The Russia scandal is the most important scandal in the history of the United States. President Andrew Johnson was impeached (but not convicted) because he violated an act of Congress to remove a secretary of war. In the Teapot Dome scandal, the secretary of the interior in Warren Harding’s administration leased federal lands at low rates to private oil companies, presumably in return for bribes. In Watergate, a president and his aides engaged in political skulduggery against political foes. President Bill Clinton lied about a sexual affair he had with a subordinate in the White House. All these scandals raised serious questions about integrity in government. But at the heart of the Russia scandal is the most fundamental issue for a democracy: the sanctity of elections.
An overseas enemy struck at the core of the republic—and it succeeded. Trump and his minions helped and encouraged this attack by engaging in secret contacts with Moscow and publicly insisting no such assault was happening.
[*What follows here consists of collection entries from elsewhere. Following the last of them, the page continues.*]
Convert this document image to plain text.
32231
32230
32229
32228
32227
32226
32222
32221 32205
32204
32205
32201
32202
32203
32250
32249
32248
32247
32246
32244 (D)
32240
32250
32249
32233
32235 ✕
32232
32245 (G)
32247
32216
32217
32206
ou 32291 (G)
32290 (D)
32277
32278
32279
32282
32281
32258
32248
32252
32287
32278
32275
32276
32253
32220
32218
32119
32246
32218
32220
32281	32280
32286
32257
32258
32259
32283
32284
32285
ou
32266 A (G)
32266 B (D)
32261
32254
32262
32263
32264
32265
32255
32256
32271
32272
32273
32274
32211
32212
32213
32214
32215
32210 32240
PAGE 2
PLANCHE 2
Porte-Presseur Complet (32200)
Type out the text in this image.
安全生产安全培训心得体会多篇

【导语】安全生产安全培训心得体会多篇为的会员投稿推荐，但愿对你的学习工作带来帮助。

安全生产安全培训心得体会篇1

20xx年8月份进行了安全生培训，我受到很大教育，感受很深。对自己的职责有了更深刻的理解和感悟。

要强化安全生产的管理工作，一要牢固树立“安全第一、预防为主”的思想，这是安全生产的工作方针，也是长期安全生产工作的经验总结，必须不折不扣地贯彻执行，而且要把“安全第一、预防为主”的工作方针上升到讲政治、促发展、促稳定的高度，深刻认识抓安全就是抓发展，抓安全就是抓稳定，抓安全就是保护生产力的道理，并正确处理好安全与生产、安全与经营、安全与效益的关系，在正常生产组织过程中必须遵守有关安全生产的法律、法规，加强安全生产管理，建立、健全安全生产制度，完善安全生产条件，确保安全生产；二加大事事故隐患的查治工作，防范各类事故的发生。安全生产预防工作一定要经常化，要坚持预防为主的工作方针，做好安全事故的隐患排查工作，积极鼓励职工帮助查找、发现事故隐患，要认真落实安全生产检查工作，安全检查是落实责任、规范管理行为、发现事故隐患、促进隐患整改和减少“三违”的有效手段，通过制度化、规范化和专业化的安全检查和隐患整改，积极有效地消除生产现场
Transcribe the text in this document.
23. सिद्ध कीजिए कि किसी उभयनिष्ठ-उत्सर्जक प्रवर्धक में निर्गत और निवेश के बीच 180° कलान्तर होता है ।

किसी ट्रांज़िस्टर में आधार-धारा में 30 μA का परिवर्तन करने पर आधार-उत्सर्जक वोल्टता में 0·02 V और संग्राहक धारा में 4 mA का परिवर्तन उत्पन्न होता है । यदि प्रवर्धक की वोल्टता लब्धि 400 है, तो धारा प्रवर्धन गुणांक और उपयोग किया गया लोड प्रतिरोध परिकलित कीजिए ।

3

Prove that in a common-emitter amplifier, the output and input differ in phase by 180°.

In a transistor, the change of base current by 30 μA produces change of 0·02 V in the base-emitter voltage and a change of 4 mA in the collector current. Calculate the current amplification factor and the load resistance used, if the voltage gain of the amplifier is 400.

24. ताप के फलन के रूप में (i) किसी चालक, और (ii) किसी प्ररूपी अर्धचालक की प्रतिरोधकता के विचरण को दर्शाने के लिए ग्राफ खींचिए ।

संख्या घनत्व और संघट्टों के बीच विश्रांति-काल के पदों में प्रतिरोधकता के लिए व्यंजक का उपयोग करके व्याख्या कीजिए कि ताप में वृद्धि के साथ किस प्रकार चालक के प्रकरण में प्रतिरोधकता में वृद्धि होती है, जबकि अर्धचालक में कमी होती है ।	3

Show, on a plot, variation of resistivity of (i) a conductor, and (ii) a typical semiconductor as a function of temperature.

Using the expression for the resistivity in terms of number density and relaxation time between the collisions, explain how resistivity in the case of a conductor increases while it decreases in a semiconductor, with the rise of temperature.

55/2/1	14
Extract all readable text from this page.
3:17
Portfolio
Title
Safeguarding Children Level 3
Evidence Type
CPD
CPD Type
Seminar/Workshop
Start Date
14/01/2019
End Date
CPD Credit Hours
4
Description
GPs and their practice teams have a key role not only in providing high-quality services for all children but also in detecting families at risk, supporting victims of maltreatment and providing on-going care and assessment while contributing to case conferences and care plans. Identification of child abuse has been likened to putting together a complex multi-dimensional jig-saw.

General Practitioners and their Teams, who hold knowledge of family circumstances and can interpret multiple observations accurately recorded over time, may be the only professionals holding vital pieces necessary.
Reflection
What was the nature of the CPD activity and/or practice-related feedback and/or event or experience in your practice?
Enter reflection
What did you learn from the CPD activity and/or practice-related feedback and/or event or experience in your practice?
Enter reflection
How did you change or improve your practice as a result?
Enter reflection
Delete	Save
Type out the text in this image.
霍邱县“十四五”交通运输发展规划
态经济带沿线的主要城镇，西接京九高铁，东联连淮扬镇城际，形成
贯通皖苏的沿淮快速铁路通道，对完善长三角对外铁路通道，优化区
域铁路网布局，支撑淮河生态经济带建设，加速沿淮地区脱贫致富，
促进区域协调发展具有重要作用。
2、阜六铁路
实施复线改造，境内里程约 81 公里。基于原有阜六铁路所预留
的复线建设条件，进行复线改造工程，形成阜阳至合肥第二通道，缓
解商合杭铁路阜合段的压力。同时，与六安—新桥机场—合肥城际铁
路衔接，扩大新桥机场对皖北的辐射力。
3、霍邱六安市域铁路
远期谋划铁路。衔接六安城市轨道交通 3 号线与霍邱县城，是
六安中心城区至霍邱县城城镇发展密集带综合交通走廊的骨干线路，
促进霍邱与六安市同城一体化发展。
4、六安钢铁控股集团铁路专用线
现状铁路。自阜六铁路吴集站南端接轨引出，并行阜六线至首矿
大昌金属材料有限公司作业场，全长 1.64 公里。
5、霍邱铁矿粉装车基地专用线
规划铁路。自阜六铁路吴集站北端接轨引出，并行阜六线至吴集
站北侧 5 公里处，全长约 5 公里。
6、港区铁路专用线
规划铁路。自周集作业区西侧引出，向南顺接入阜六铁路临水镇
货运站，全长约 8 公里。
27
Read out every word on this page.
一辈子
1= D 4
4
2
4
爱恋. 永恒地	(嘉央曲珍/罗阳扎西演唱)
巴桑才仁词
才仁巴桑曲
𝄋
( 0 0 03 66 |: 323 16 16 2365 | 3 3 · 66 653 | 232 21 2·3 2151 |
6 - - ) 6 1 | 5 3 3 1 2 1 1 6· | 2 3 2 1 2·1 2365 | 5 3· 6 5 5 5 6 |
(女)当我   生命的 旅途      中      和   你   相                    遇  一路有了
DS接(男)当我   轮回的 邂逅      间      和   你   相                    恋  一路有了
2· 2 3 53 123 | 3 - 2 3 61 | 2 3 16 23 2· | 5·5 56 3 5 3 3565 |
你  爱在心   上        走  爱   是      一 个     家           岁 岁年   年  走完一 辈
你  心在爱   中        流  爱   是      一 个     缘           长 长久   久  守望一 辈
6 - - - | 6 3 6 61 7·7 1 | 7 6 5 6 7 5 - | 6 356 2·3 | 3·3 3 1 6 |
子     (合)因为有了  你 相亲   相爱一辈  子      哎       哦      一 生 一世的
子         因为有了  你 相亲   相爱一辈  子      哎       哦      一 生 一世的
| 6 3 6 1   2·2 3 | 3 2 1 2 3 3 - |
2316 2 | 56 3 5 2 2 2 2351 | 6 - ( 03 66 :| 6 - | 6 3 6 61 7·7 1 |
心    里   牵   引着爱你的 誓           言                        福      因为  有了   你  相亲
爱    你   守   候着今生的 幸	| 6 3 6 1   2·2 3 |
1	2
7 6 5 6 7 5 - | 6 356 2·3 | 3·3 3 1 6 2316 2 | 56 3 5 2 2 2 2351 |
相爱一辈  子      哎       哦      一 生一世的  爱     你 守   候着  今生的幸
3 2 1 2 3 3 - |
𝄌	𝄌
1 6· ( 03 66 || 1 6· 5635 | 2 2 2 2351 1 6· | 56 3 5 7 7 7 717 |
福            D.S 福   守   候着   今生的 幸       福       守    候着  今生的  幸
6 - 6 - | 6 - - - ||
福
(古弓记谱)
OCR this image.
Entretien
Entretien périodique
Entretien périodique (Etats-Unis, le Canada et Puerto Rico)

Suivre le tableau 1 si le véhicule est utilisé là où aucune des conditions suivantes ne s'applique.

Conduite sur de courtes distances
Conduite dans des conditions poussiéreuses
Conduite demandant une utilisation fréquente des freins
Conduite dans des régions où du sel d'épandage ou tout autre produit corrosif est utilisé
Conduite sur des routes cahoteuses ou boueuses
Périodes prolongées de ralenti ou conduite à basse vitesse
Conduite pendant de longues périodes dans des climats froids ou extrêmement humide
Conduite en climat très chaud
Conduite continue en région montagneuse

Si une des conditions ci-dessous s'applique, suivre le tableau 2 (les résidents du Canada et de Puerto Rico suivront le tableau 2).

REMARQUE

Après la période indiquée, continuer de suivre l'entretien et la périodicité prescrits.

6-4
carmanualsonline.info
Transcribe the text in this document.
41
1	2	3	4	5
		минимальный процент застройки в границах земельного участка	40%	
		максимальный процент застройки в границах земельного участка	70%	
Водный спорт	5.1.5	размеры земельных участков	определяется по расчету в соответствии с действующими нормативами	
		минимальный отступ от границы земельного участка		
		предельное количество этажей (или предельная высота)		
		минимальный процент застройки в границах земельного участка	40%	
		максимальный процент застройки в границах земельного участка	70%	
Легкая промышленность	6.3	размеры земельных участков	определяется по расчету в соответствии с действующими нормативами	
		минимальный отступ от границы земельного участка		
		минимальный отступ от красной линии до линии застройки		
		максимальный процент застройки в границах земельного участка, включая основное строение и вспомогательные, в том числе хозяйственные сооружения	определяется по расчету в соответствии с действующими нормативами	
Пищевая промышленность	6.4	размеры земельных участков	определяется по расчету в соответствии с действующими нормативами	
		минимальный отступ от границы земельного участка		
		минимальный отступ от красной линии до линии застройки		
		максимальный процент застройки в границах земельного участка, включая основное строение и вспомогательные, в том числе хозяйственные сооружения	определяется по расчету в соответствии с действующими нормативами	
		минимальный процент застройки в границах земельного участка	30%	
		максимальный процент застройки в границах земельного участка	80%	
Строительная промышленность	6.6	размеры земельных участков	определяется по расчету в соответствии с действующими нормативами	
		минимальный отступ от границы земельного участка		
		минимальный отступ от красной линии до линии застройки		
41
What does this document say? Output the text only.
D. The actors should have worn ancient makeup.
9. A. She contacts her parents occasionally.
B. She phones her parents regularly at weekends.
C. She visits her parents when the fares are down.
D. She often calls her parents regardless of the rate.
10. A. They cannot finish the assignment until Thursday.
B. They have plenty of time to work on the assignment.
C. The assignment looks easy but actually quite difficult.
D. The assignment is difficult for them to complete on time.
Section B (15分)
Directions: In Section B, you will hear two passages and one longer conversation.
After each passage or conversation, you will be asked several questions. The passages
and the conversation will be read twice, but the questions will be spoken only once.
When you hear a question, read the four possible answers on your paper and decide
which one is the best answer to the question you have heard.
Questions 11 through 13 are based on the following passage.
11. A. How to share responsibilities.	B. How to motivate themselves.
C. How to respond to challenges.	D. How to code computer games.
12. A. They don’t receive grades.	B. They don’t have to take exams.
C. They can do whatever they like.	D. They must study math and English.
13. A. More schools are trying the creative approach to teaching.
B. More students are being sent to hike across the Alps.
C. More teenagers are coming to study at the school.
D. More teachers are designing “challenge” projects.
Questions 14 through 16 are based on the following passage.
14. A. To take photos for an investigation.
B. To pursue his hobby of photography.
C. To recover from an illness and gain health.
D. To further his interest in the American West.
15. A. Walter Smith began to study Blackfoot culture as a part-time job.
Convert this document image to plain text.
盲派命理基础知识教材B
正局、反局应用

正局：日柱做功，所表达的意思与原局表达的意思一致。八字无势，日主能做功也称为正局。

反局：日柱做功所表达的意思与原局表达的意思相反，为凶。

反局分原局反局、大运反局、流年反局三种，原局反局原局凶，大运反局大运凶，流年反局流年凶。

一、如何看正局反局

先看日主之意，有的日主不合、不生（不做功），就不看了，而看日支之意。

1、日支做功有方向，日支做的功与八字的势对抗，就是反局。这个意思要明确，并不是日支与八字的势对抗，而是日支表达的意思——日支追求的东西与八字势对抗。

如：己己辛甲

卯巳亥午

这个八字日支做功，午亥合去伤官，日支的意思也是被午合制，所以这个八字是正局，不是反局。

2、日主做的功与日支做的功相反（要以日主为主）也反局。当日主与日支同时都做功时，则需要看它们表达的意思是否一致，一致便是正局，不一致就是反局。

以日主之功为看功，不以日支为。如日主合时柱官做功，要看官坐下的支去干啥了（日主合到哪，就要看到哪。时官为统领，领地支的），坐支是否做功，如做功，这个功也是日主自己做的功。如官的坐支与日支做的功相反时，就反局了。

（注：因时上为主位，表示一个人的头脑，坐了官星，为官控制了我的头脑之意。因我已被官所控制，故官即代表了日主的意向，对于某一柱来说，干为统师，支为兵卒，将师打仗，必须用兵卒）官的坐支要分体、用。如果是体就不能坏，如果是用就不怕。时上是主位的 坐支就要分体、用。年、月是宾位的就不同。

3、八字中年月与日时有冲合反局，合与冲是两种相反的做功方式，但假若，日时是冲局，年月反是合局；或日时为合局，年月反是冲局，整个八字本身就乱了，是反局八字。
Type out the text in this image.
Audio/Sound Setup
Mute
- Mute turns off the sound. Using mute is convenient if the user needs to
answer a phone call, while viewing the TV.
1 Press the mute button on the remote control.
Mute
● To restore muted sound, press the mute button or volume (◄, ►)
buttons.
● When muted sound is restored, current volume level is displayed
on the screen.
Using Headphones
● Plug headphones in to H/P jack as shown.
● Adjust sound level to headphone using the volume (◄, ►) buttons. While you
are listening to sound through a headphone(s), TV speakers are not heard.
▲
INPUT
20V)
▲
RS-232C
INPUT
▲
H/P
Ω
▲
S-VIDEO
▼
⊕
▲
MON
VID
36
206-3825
This is far bigger than a bribe, a break-in, or a blow job. And, worse, the United States remains vulnerable to such a strike.
Yet the full impact of this scandal does not resonate in the daily coverage and discourse. In many ways, the media presents the Russia scandal mostly as a political threat to Trump, not as a serious threat to the nation. And many Americans, thanks to Trump and his allies, view it as a charade. All this shows how easy it is for disinformation and demagoguery to distort reality. That is a tragedy for the United States. For Trump—and Putin—that is victory.
Read the whole thing, there’s much more and it’s good.
The bottom line is that an incompetent, unfit, corrupt president was elected with the help of an adversarial foreign power. Of course that’s the worst scandal in American history. And he may get away with it.